2. Compensazione. Un ulteriore effetto è la compensazione: la legge fallimentare Lf 56 ammette la compensazione del debito del creditore verso il fallito e il credito che il fallito stesso ha verso il medesimo, anche se tale credito non è scaduto alla data del fallimento. La compensazione non è però ammessa per i crediti verso il fallito non scaduti, acquisiti per atto tra vivi dopo la dichiarazione di fallimento o nell'anno antecedente. Dopo la dichiarazione di fallimento il tribunale fallimentare può disporre, per evitare gravi e irreparabili danni, l'esercizio provvisorio dell'impresa.

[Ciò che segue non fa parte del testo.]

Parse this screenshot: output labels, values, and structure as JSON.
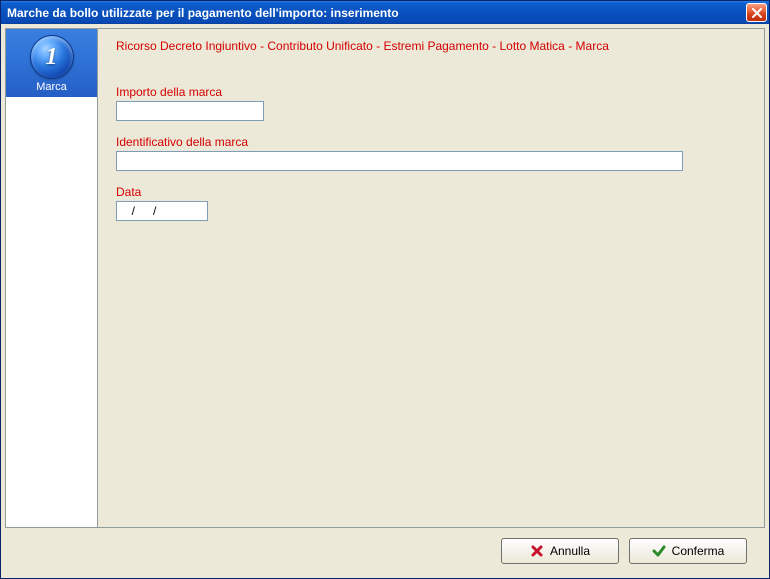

Effetti della sentenza sugli atti pregiudizievoli ai creditori. Poiché il debitore, nel lasso di tempo che intercorre fra l'insorgere dello stato di insolvenza e la dichiarazione di fallimento, potrebbe compiere atti pregiudizievoli degli interessi dei creditori, oppure a favore di alcuni creditori e a danno di altri, la legge ha previsto una serie di strumenti per rendere inefficaci tali atti. Al fine di ricostruire la garanzia patrimoniale il curatore esercita l'azione revocatoria fallimentare regolata da norme differenziate a seconda della fattispecie posta in essere dal debitore.

1. Atti inefficaci ex lege. Sono inefficaci per legge rispetto ai creditori:

­- gli atti a titolo gratuito posti in essere dal debitore nei 2 anni anteriori alla sentenza dichiarativa di fallimento Lf 64;

­- i pagamenti di debiti effettuati dal soggetto dichiarato fallito nei 2 anni anteriori alla sentenza dichiarativa di fallimento, quando questi debiti scadono il giorno della dichiarazione di fallimento o successivamente alla dichiarazione di fallimento Lf 65.

2. Atti a regime probatorio presuntivo. Sono revocati, se l'altra parte non prova che non era a conoscenza dello stato di insolvenza del debitore:

­- gli atti a titolo oneroso, quando la prestazione eseguita o le obbligazioni assunte dal fallito superano largamente ciò che al fallito è stato dato o promesso, se gli atti stessi sono stati compiuti nei 2 anni anteriori alla dichiarazione di fallimento (ad es., si annulla la vendita di un immobile di proprietà del fallito, perché il prezzo pagato è molto inferiore all'effettivo valore di mercato);

­- i pagamenti di debiti liquidi ed esigibili, nei 2 anni anteriori alla dichiarazione di fallimento, se effettuati con mezzi anormali di pagamento;

­- la costituzione, nei 2 anni anteriori alla dichiarazione di fallimento, di garanzie per debiti preesistenti e non scaduti, nonché la costituzione di garanzie, nell'anno anteriore alla dichiarazione del fallimento, per debiti scaduti;

­- sono inoltre revocati, se posti in essere nell'anno anteriore alla sentenza dichiarativa di fallimento: i pagamenti di debiti liquidi ed esigibili alla scadenza; gli atti costitutivi di garanzie contestuali all'insorgere del debito; gli atti onerosi in genere.

Durante il processo di fallimento il curatore potrà naturalmente sempre esperire l'azione revocatoria ordinaria.

3. Presunzione muciana. Lf 70 Gli acquisti a titolo oneroso effettuati dal coniuge del fallito nei 5 anni anteriori alla sentenza dichiarativa si presumono effettuati (salvo prova contraria) con denaro del fallito (anche se tra i coniugi vigeva il regime della separazione dei beni), con la conseguenza che i beni relativi vengono inseriti nella massa attiva fallimentare.

Effetti della sentenza sui rapporti in corso. Sono disciplinate le singole ipotesi contrattuali Lf 72 s.